The juror for this years art show, David Mollett, is a Fairbanks resident and a faculty member at UAF. Mollett has had his artwork shown at most public exhibitions in Alaska, and is known for his “strongly delineated forms, bright colors, and tight structuring.” He owns and operates the Well Street Art Company in Fairbanks, a gallery for contemporary art.
“Each year we hire a new juror. We try to select new jurors based on their area of expertise to keep things varied every year,” Tyler Teese, student worker at the Hugh McPeck Gallery, said.
The Juried Student Art Show started around 30 years ago as a way to allow students to display their art in a public setting and to provide the chance to get feedback from professionals in the field.

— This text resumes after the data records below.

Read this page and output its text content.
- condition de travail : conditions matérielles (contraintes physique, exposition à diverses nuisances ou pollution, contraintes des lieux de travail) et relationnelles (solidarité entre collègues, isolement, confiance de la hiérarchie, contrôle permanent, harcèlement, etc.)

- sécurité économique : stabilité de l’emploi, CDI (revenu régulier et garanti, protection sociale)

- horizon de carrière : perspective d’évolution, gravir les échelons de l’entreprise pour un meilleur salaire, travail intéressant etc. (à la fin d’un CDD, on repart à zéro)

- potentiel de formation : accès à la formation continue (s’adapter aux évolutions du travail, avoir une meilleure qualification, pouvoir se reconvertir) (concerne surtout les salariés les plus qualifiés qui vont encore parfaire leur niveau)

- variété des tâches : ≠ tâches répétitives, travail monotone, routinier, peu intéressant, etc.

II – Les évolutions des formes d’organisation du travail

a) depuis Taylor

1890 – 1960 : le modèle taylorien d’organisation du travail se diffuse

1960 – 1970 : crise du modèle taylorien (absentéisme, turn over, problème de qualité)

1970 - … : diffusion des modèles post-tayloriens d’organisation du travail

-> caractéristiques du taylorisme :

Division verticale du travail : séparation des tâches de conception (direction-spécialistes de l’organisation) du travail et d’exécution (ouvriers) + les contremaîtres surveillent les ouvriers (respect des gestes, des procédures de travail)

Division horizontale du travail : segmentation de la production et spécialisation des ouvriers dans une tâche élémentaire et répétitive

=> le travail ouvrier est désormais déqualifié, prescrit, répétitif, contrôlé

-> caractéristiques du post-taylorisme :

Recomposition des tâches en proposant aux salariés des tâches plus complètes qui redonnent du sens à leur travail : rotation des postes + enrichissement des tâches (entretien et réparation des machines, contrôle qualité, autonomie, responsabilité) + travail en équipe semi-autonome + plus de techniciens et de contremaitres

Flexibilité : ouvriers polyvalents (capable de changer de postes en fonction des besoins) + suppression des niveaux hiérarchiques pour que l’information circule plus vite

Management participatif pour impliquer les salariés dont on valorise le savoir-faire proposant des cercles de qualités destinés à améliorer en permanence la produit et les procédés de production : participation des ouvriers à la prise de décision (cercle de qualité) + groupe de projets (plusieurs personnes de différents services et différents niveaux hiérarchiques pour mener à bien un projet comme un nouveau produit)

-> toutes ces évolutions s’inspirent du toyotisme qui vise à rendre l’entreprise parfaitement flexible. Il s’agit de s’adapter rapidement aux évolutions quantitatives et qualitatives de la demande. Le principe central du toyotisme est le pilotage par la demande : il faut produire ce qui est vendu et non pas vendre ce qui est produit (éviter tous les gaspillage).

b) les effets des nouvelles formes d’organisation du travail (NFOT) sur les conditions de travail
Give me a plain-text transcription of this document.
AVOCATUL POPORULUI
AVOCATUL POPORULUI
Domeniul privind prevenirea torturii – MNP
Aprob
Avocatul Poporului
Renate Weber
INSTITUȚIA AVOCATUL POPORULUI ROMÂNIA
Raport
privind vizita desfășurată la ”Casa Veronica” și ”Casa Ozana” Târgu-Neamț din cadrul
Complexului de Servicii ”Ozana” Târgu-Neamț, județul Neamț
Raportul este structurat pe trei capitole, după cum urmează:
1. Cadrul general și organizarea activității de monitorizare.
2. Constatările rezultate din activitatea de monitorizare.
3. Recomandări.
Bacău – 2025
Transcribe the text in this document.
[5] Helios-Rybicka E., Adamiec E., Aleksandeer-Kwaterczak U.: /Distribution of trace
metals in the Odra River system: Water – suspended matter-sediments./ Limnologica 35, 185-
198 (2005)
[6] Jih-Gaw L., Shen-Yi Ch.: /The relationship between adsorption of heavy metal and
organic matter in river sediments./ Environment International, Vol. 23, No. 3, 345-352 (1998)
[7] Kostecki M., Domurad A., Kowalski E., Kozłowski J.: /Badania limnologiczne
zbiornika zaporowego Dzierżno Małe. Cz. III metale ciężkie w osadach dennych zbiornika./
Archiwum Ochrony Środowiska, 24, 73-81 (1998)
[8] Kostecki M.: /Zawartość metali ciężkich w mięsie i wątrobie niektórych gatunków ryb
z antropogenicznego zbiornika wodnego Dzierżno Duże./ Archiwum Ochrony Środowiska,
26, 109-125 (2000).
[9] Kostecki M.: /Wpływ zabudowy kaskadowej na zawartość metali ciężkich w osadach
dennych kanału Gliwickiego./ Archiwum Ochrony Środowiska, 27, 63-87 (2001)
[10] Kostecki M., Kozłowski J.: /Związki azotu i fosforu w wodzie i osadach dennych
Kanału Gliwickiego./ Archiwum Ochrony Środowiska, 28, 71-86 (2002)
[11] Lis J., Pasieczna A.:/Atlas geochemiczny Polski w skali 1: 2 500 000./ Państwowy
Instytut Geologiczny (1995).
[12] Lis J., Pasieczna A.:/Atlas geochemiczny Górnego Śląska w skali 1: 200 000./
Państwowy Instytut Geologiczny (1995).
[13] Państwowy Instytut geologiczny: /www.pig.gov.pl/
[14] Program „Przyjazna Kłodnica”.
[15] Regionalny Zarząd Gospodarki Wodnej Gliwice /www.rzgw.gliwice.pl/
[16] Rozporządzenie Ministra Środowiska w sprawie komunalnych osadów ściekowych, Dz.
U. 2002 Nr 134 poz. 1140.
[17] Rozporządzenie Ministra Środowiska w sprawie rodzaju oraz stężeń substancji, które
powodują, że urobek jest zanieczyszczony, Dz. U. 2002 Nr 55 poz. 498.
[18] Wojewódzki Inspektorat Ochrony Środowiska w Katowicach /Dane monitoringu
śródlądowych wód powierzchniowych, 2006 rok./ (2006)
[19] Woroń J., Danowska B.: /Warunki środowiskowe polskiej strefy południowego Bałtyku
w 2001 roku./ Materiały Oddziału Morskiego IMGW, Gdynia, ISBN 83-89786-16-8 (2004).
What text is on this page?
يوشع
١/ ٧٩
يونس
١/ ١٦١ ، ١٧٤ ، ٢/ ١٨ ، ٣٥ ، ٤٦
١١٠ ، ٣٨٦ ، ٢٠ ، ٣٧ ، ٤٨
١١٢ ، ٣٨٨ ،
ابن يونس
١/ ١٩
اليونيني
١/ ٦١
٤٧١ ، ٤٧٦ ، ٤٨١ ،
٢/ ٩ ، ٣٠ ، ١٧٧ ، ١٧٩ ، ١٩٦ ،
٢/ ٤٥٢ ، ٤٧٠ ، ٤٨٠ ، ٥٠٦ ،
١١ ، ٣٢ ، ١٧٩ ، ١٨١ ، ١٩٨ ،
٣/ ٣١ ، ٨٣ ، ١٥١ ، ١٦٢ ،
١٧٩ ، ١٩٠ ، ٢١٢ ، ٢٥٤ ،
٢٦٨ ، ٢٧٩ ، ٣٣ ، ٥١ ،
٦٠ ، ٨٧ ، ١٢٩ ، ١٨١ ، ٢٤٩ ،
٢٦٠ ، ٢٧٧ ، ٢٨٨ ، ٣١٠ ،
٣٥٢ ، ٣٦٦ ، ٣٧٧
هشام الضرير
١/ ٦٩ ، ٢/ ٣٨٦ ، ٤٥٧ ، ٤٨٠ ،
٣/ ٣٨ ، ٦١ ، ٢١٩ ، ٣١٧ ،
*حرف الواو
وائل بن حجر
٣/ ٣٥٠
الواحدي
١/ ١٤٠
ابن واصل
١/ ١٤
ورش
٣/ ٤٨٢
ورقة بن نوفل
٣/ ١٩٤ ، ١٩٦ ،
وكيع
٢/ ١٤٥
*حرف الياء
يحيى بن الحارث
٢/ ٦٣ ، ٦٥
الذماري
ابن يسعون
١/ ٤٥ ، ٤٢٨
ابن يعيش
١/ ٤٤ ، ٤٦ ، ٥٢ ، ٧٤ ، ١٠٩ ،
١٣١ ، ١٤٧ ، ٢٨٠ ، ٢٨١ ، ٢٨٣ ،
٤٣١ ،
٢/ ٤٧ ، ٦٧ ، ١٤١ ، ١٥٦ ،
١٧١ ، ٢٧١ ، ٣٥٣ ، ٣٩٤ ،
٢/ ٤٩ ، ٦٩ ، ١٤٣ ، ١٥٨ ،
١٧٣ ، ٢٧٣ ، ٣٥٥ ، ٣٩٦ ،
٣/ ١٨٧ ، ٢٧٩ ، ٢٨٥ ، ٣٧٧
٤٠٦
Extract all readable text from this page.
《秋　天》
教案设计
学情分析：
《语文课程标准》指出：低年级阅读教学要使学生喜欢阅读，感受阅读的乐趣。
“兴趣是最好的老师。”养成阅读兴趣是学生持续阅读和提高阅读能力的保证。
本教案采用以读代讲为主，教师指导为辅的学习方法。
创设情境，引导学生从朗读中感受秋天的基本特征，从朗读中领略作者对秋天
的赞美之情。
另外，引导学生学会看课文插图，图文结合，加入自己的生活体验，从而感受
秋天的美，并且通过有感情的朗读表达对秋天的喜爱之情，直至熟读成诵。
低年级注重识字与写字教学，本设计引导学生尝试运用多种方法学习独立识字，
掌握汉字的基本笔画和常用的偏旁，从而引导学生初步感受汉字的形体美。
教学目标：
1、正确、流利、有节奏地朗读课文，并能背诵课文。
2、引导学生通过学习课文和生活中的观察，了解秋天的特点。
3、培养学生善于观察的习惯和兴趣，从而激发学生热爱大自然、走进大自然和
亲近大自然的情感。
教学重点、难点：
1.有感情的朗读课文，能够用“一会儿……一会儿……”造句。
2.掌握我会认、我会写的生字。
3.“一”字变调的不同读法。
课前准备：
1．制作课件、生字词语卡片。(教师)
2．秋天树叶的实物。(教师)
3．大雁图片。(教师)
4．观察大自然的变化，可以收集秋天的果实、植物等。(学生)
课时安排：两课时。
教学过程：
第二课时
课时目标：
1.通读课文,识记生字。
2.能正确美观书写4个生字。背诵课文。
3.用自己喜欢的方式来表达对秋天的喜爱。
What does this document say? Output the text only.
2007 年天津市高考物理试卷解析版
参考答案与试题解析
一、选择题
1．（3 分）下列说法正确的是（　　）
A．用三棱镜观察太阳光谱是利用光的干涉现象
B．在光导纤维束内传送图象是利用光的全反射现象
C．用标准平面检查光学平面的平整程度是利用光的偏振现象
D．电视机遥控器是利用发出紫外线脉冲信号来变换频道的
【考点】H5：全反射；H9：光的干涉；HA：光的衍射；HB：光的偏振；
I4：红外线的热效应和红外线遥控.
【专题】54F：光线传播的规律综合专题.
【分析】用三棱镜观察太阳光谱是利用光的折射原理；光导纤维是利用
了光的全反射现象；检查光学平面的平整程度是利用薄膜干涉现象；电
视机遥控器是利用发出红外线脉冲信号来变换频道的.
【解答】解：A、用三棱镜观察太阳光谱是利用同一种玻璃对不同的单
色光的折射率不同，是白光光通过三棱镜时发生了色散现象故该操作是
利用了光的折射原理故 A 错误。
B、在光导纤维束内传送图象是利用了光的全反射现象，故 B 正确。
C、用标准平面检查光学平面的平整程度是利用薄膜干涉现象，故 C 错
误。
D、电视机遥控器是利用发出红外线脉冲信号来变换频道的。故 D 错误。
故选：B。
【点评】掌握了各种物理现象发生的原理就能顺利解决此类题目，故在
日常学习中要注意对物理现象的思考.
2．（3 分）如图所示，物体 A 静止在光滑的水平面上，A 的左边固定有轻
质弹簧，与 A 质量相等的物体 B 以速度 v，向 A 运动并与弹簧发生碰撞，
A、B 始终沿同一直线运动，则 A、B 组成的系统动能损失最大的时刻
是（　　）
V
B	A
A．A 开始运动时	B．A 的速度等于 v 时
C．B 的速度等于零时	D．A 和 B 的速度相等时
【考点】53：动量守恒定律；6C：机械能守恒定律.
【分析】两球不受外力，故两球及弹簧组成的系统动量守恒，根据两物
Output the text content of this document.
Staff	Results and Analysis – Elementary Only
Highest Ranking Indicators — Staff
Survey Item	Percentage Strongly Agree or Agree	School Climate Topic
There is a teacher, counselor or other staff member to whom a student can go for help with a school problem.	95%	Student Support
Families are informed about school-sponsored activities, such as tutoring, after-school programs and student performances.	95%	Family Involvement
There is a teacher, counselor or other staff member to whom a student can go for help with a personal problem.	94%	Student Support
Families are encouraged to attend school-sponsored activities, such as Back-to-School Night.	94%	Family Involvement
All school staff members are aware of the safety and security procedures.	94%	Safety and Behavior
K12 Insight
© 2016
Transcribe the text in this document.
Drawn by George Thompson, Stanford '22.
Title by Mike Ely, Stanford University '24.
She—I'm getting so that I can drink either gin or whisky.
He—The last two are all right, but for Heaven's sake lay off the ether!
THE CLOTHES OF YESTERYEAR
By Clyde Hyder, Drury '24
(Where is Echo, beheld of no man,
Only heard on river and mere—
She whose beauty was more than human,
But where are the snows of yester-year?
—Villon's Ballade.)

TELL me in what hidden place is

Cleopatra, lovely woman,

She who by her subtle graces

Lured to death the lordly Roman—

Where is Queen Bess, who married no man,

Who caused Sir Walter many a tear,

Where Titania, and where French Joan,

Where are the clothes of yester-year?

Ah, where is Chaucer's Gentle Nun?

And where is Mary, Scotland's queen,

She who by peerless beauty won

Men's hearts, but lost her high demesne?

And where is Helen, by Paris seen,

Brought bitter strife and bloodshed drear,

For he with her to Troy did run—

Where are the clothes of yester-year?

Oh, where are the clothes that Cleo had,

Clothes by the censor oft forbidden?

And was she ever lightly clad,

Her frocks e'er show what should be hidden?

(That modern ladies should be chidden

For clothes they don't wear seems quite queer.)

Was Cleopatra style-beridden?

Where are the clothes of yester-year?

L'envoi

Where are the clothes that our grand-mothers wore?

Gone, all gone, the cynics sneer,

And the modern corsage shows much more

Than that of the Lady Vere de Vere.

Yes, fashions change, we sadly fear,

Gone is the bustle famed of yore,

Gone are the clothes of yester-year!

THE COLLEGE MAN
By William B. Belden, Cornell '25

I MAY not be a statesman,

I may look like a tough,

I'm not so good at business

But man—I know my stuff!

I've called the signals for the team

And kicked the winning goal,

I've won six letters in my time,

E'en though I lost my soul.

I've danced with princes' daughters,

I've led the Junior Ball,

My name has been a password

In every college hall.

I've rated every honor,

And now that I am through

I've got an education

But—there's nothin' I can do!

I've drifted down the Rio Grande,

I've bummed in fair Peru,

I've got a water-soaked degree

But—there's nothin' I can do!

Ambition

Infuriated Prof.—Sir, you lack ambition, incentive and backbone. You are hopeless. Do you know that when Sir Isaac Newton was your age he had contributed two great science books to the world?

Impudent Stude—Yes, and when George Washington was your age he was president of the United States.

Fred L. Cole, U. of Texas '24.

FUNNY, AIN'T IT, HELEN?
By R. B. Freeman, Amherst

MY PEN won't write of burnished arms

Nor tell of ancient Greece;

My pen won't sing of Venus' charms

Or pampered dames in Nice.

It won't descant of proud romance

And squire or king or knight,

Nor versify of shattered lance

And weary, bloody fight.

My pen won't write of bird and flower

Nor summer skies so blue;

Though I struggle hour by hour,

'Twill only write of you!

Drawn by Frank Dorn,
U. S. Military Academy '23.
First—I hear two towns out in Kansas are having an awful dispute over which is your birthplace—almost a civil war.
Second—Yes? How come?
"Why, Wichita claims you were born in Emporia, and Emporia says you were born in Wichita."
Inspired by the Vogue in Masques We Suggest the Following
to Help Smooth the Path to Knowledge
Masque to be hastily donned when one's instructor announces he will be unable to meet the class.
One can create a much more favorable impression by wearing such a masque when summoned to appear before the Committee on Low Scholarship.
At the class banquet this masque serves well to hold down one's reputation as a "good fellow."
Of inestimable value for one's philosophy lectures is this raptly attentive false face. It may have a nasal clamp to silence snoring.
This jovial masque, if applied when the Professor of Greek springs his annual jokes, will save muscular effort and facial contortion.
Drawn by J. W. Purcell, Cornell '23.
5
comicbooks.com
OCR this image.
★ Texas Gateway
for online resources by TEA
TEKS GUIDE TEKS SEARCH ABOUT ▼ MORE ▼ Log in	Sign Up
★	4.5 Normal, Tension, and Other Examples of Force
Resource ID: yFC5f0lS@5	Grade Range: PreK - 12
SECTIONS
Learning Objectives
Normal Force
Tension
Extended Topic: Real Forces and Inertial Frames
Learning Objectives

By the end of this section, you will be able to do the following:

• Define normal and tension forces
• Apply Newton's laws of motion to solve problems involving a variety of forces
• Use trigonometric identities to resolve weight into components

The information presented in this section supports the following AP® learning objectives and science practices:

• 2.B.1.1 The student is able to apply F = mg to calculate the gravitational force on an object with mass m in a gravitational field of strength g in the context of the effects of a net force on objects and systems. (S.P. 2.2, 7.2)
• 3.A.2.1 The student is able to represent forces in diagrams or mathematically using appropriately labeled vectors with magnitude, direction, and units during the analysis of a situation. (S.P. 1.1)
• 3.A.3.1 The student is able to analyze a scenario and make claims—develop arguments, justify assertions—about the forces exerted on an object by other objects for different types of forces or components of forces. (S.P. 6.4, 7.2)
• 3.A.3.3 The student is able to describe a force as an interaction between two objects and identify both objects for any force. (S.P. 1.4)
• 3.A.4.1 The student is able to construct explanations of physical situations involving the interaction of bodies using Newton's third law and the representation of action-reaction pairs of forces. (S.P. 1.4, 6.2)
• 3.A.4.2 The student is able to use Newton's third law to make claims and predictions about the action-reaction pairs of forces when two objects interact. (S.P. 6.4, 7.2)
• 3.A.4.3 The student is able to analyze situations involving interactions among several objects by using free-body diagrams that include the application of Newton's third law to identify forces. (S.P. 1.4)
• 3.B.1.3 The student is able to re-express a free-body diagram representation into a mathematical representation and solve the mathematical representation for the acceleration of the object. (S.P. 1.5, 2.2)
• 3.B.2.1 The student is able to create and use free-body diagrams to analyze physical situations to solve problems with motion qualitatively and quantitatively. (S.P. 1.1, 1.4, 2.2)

“If you are going to be an artist, graphic designer, or musician, it is all about building a following,” Sarah Haley, student manager of the Hugh McPeck Gallery, said. “We really want to get students’ artwork out there so people can know who the artists are as they are graduating, they can build a portfolio, they have experience, they have had exhibitions, so it is ultimately giving them experience so that they can succeed in the future.”
Something that catches the attention of most participants, according to Haley, is the $500 prize that is awarded to the winning piece.
Artists in previous shows have ranged across art majors, to math and engineering majors.
“What is really nice about this is that everyone can submit a piece, it is not just limited to art majors,” Haley said.
Artists who submit their artwork can either choose to sell it after the show is over, or they can pick their piece up after the exhibition closes.
“The most expensive piece ever sold was sold for around $1,500. It was a very large life-like ceramic, so it took a lot of work to make it,” Haley said. “Artists like to see that there is a demand for their artwork.”
The Hugh McPeck Gallery is open from 8 a.m. to 5:30 p.m. Monday through Thursday, and 10 a.m. to 5:30 p.m. on Friday. Entrance to the gallery is free.